Der Meister, der sich selbst gern als Teppichknüpfer bezeichnete, betrachtete sein Werk. Es war zweifellos besser als das vorangegangene und besser als alle Vorläufer, deren Material er wieder und wieder verwendet hatte. Das Gewebe war dichter, die Fäden stärker und glänzender. Vieles war entstanden und vergangen. Aber alles war noch da - und würde bleiben, sofern er nicht die Rückführung in den Ausgangszustand befahl.

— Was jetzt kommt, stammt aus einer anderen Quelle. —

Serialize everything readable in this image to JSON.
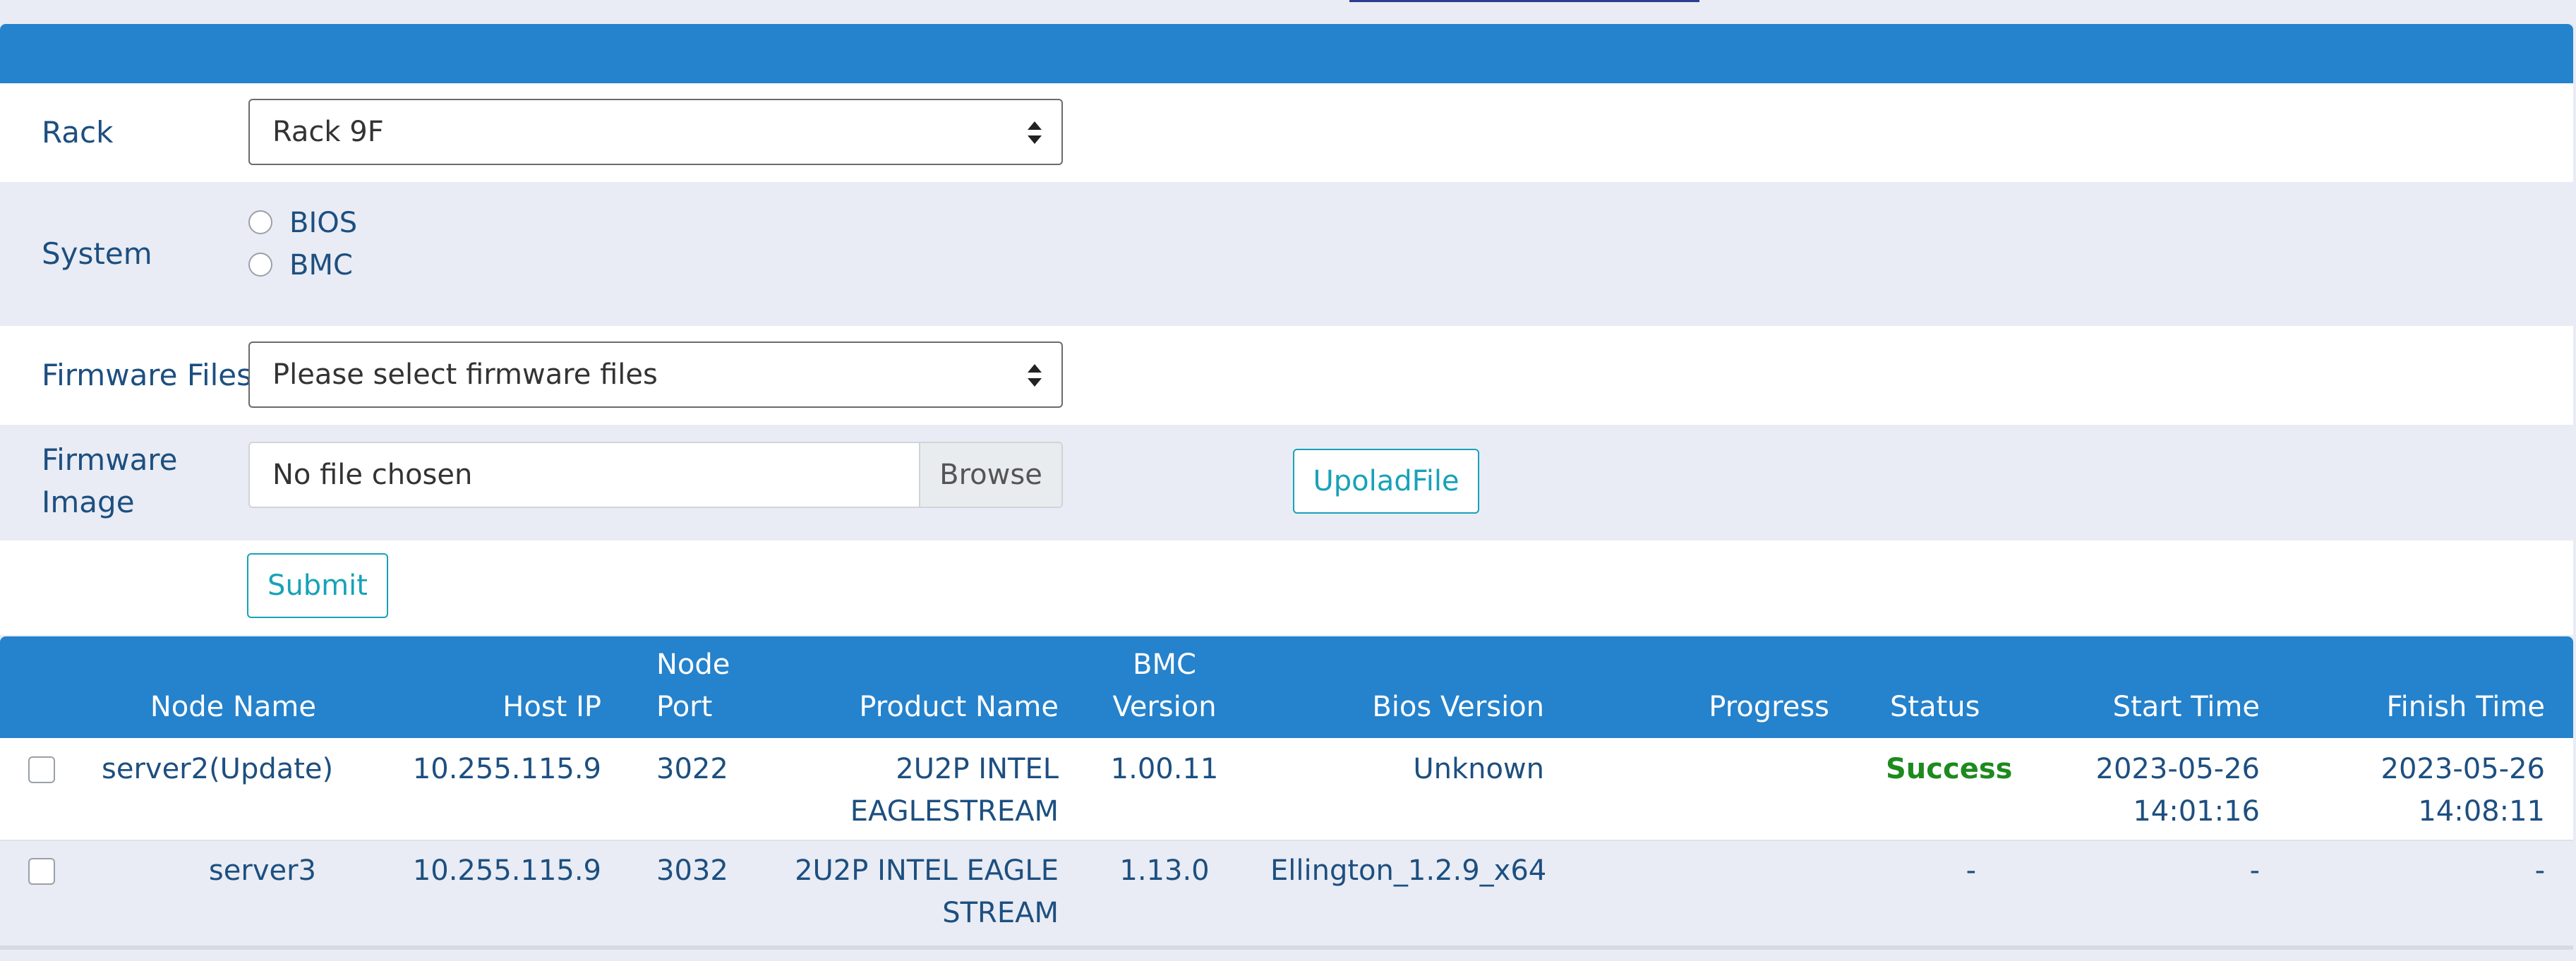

Mit wenigen Anweisungen konnte er eine neue Welt erschaffen, vielleicht noch größer, noch bunter und detailreicher. Der große Webstuhl stand bereit. Als er aber den Befehl zum Abketten aller Verbindungen geben wollte, fiel ihm eine Unregelmäßigkeit auf. Ein Gewirr von Fäden am Rande einer Arabeske. Er trat näher, um den Schaden zu untersuchen.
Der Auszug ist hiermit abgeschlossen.